An employee at the Kresge Eye Institute, affiliated with Wayne State University yet located in a DMC-run hospital, made the following observation: "Two thousand layoffs are a lot of people. I don't think they are thinking about the effect this is going to have on the people and their families. I read that they are planning to lay off the temporary workers first, followed by getting rid of those who have had disciplinary problems. I don't think that is correct. A supervisor will say that you are not doing your job correctly and use it as an opportunity to get rid of people. I just thank God that I am working for Wayne State University and not the DMC."

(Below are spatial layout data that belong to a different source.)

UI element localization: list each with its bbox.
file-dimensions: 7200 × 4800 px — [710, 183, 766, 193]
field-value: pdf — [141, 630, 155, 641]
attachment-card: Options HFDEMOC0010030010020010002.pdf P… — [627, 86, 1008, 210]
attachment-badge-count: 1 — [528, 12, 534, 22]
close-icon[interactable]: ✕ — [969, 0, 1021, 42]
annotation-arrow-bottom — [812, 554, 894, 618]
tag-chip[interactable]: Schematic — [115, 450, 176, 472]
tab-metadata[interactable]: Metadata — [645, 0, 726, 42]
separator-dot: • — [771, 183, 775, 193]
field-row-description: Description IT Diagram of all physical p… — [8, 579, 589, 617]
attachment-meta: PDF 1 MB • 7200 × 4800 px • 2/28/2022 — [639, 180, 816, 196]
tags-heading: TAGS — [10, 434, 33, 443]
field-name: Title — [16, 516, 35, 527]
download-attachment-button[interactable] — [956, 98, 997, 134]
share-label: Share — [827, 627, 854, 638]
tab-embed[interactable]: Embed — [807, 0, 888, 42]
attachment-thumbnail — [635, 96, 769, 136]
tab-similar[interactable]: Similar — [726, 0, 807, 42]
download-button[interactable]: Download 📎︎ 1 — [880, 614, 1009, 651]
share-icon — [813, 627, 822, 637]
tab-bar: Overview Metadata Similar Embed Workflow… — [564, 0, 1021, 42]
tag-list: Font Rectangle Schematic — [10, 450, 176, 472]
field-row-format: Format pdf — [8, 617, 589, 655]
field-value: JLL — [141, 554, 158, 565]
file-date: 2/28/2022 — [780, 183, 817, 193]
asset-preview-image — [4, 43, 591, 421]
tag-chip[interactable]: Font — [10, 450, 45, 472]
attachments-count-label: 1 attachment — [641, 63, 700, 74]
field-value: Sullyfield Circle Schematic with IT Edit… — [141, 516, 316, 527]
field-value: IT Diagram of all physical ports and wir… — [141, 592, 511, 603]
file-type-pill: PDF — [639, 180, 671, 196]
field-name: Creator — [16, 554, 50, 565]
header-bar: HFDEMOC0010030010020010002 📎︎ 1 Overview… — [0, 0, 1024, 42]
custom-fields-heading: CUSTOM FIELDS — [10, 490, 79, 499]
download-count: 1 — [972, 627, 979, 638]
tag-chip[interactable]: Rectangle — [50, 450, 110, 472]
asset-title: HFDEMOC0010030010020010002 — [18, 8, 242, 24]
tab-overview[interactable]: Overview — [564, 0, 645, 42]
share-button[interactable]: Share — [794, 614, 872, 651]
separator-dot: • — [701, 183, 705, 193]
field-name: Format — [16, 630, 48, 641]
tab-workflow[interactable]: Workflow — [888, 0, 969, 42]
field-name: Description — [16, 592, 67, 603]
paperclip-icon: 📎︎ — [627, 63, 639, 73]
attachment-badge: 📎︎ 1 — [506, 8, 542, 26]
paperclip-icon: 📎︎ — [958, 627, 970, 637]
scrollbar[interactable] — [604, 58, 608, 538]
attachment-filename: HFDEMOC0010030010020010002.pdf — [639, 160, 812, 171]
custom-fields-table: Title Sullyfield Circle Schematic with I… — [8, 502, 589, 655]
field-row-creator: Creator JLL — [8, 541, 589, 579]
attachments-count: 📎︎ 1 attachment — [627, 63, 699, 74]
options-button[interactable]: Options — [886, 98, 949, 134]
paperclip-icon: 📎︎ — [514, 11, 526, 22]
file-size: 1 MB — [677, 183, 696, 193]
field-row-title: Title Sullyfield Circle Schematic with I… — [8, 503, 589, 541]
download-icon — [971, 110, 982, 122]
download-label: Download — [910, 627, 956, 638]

DMC officials maintain, as in the words of executive vice president David Coats, that "patient care will not be affected." However, DMC employees have a different view. Dan, an orthopedist, said, "I don't know how they are going to manage it. Everyone is already working short staff. What are they going to cut? Nurses? Maintenance? Already we are working without heat in our office."

This sentiment is not limited to physicians. Tim Musial, a carpenter at Detroit Receiving Hospital, said that the staff he works with is "already down to a skeleton crew as it is. Presently one person is doing the job of two or three. I have been working here for 11 years and I fear that I may be one of the ones that are laid off. Maintenance is already very short."

Further decisions regarding the state of the DMC remain to be made. However, there is a general expectation that the recent job restructuring will be only the beginning of a process that could result in the closure of area hospitals or a merger with another health system. The growing cuts in Medicare and Medicaid funding nationwide, intrinsic to the downsizing and an overall decline in patient care occurring throughout the public health system, are major contributing factors to the current state of financial affairs of the DMC. Moreover, there is no doubt that the DMC is obliged to compete with area hospitals whose performance hovers around the 4 percent profit rate standard for the industry.

Joseph, another employee at the Kresge Eye institute, said that he didn't think "they want a quality system. They just want to make money."

Considering the financial losses confronting the Detroit Medical Center there is little doubt that the layoffs witnessed this past week are only a small indication of what is to come.